Between Cauchy and Schwarz there was also Bunyakovsky who contributed to this inequality.

Inequalities, if they are precise, can be used for optimization, even in the infinite-dimensional case. The method explained here does not rely on the Lagrange method or the Kuhn-Tucker theorem or convexity. It illustrates the point that it's not a good idea to try fit all problems into one framework. The solution method should depend on the problem.

Problem. Let $a_1,a_2\geq 0$ be fixed numbers and let $x_1,x_2\geq 0$ be variables satisfying the restriction

(1) $x_1^2+x_2^2\leq W.$

The problem is to maximize the weighted sum $a_1x_1+a_2x_2$ subject to the above restriction. This can be done using the convexity method. However, our future application will contain an infinite number of variables in which case the convexity method becomes conceptually complex. Therefore here we provide a different method based on the Cauchy-Schwarz inequality. In our case it looks like this

(2) $\left\vert a_1x_1+a_2x_2\right\vert \leq \left(a_1^2+a_2^2\right)^{1/2}\left(x_1^2+x_2^2\right)^{1/2}.$

We solve the problem in two steps. First we bound $a_1x_1+a_2x_2$ from above and then we find the point $(x_1,x_2)$ at which the upper bound is attained.

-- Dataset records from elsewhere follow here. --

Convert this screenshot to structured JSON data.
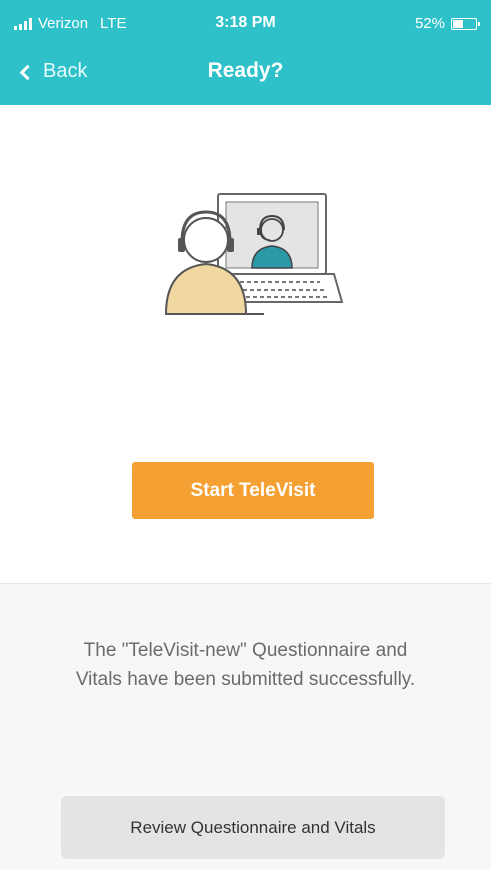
{
  "status_bar": {
    "carrier": "Verizon",
    "network": "LTE",
    "time": "3:18 PM",
    "battery_text": "52%",
    "battery_level": 0.52
  },
  "nav": {
    "back_label": "Back",
    "title": "Ready?"
  },
  "illustration": {
    "icon": "televisit-illustration-icon"
  },
  "actions": {
    "start_label": "Start TeleVisit",
    "review_label": "Review Questionnaire and Vitals"
  },
  "message": {
    "text": "The \"TeleVisit-new\" Questionnaire and Vitals have been submitted successfully."
  },
  "colors": {
    "header": "#2ec1c9",
    "start_button": "#f5a033",
    "doctor": "#2a9aa6",
    "patient": "#f0d8a0"
  }
}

Step 1. (1) and (2) obviously imply

(3) $a_1x_1+a_2x_2\leq\left(a_1^2+a_2^2\right)^{1/2}W^{1/2}.$

Step 2. We need to find $(x_1,x_2)$ such that (1) is satisfied and (3) turns into an equality. This involves a little guessing. The guiding idea is that on the right in (3) we have squares of $a_1,a_2.$ For them to appear at the left, we choose $x_1=ca_1,x_2=ca_2$ with some constant $c$. Then we want $ca_1^2+ca_2^2=\left(a_1^2+a_2^2\right)^{1/2}W^{1/2}$

to be true. This gives the value of the constant $c=\frac{W^{1/2}}{\left(a_1^2+a_2^2\right)^{1/2}}.$ The point we are looking for becomes

(4) $(x_1,x_2)=\frac{W^{1/2}}{\left(a_1^2+a_2^2\right)^{1/2}}(a_1,a_2).$ It satisfies (1): $x_1^2+x_2^2=\frac{W}{\left(a_1^2+a_2^2\right)}\left(a_1^2+a_2^2\right)=W.$

Further, the maximized value of $a_1x_1+a_2x_2$ is $\left(a_1^2+a_2^2\right)^{1/2}W^{1/2}$.